While consuming human remains in any form, even cremated remains, seems unethical and immoral, it’s actually not illegal in most of the United States … technically.  

According to Cornell Law School, “there are no laws against cannibalism per se, but most, if not all, states have enacted laws that indirectly make it impossible to legally obtain and consume the body matter.” For example, an Oklahoma statute includes “any act committed to cause the dead body to be devoured” as “desecration of a human corpse,” which is illegal.
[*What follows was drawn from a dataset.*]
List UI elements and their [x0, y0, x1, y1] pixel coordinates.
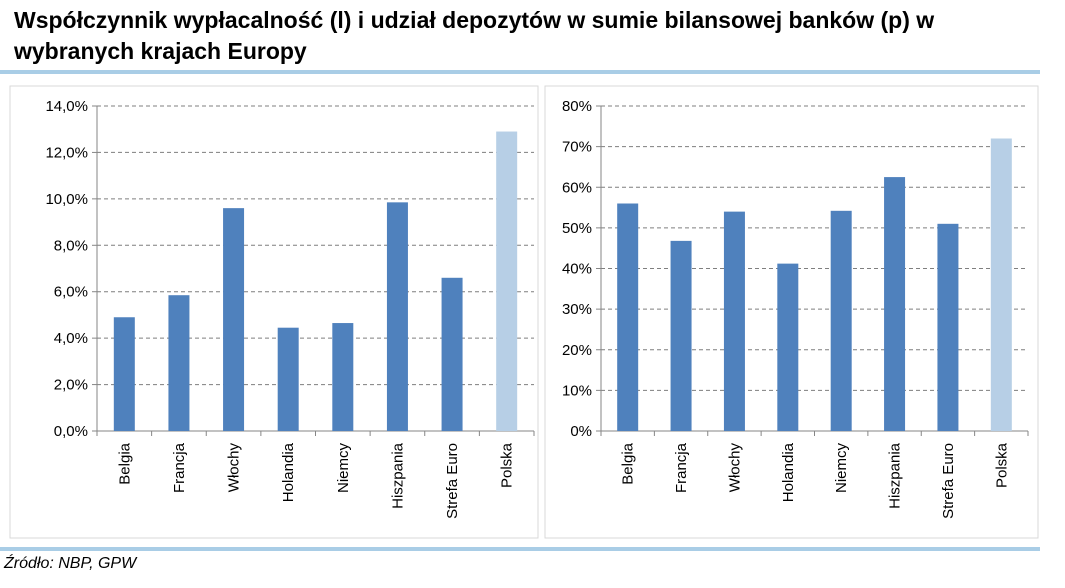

Even with laws like these, though, the legality of the act might depend on interpretation. In the case of the California cookie baker, authorities couldn’t fit the high school student’s actions “into any crime section.” They also said her actions weren’t a “heinous or serious crime” and “there was no public health risk either.” That’s actually true; medical experts say the only health risks in consuming human remains might come from ingesting brain tissue — not bones, flesh, or cremated remains.

This February, Idaho lawmakers gained attention for their efforts to expand the state’s cannibalism laws in an effort to block the legalization of natural organic reduction (NOR). Idaho, according to Brittanica.com, is the only U.S. state with legislation that “discusses cannibalism explicitly;” conviction on a charge of cannibalism carries a prison sentence of up to 14 years.

After seeing a clip from a TruTV spoof/prank show in which someone pretended to trick another person into eating human remains, Idaho representative Heather Scott introduced a bill that “would add to Idaho’s prohibition of cannibalism a ban on giving someone else ‘the flesh or blood of a human being’ without that person’s ‘knowledge or consent.’” Scott indicated that people would use the compost material from NOR to grow food — a practice that is specifically prohibited in the NOR regulations in states where the practice has been legalized.

What should you do?

It seems astonishingly ridiculous for any deathcare professional to be concerned that the families they serve will use the precious, sacred cremains of a loved one in a cookie recipe, as a secret eating addiction, or even as an entree in performance art. And chances are that if your families were partaking in these unusual activities, you’d probably be the last to know. 

Hopefully, there will never come a time when it becomes necessary to add a “not for human consumption” label on temporary cremains containers or urns. In the meantime, at least now you know that, unfortunately, consuming the ashes of a loved one is, sadly, a thing.